Evans was at an East Coast event for sponsor BMW until midnight and then caught a 6 a.m. flight home.
She was timed in 8 minutes, 46.89 seconds, good for second in her heat and sixth overall at the Fran Crippen Memorial Swim Meet of Champions. Evans lowered her Olympic trials cut time of 8:49.05 with just more than two months until the meet that will decide the U.S. team.
Evans called her coach, Mark Schubert, earlier in the day and told him maybe she shouldn't swim because of her travel obligations.
"`I don't want to like hurt my confidence,"' she told him. "He was like, `No, just swim and try to break nine minutes.' Maybe I should go to New York more often."
Olympian Chloe Sutton won in 8:26.68, seventh-fastest in the world this year.
"It's cool she's bringing a little more attention to swimming," Sutton said about Evans' comeback.

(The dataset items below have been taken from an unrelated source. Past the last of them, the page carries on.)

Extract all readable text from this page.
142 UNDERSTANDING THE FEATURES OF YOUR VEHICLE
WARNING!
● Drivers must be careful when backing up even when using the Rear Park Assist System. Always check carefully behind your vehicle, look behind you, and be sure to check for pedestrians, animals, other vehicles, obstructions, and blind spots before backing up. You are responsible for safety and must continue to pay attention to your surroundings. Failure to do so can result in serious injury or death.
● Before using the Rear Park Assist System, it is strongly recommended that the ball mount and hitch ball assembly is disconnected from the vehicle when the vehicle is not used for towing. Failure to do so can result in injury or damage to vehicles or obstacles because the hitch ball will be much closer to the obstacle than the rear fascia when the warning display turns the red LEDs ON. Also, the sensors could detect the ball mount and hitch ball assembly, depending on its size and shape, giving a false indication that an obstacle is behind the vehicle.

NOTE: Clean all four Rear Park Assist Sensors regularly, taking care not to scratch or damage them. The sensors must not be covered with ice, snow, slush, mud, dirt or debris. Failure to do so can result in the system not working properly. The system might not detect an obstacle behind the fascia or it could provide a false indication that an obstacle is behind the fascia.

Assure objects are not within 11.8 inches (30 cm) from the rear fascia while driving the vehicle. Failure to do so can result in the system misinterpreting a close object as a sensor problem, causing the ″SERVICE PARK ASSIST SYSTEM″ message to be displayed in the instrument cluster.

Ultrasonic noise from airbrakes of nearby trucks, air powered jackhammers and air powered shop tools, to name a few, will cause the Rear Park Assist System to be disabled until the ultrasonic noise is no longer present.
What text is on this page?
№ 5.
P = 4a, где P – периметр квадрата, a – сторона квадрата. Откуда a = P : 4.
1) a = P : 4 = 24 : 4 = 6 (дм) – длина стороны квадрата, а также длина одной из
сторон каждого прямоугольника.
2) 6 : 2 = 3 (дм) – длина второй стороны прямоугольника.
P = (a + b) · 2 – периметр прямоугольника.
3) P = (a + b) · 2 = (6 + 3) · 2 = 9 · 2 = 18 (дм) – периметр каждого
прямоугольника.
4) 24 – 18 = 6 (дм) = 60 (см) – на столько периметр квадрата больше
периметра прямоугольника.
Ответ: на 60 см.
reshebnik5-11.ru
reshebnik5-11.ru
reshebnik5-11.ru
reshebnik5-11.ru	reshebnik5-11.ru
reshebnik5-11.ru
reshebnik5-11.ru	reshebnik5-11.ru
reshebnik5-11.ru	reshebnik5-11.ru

Ashley Steenvoorden was second in 8:32.93. Ashley Twichell, who shared a gold medal in the open water team event at last year's world championships, was third.
Evans was pleased with her time, noting she was 16 seconds faster than at a masters meet last summer and nearly 3 seconds faster than her time at the Austin Grand Prix in January. Her American record of 8:16.22 set in 1989 still stands. It was the oldest world record still on the books when it was broken at the 2008 Olympics.
"In Austin, it hurt a little in the fifth, sixth and seventh (laps) and today it didn't hurt until the last 100," she said. "I feel like I needed to work on my conditioning and endurance, and it feels better."
In her heat, Evans finished second to 16-year-old Brooke Lorentzen, who swam a personal-best time of 8:45.69 to finish fifth overall.
Lorentzen was born the year before Evans retired after the 1996 Atlanta Olympics.
"It's so crazy she can still do this stuff," Lorentzen said. "I give her props for coming back. Before the race, I shook her hand and she said good luck. After the race, we hugged. She's a great competitor."
Evans hasn't raced in many meets since beginning her comeback in late 2010. She juggles a busy life as a wife and mother to two young children with her work for sponsors and motivational speaking with training mixed in. So far, so good on her return to the pool.
"I get to go to trials and I made the cut again, so I feel really legit there," she said. "Austin wasn't a fluke and my continuing to train these crazy hours and do these crazy things is still going well. I feel like I do get better every week."
Megan Rankin, a 17-year-old who trains with Evans, finished fourth in the 800 free.
"I watched her swim and I thought, `Well, gosh, if she can go 8:44 and I keep up with her in practice, I guess I could do that, too," she said.
Evans plans to swim the 400 free on Friday, although the meet conflicts with her usual duty of taking her daughter to pre-school.
"I think I'm going to have to enlist my mother to help me," she said.
Chad La Tourette, fifth in the 1,500 free at last year's world championships, won the men's mile in 15:09.55, second-quickest by an American this year.
"I didn't feel all that great," he said, having just returned from three weeks of high-altitude training in Colorado.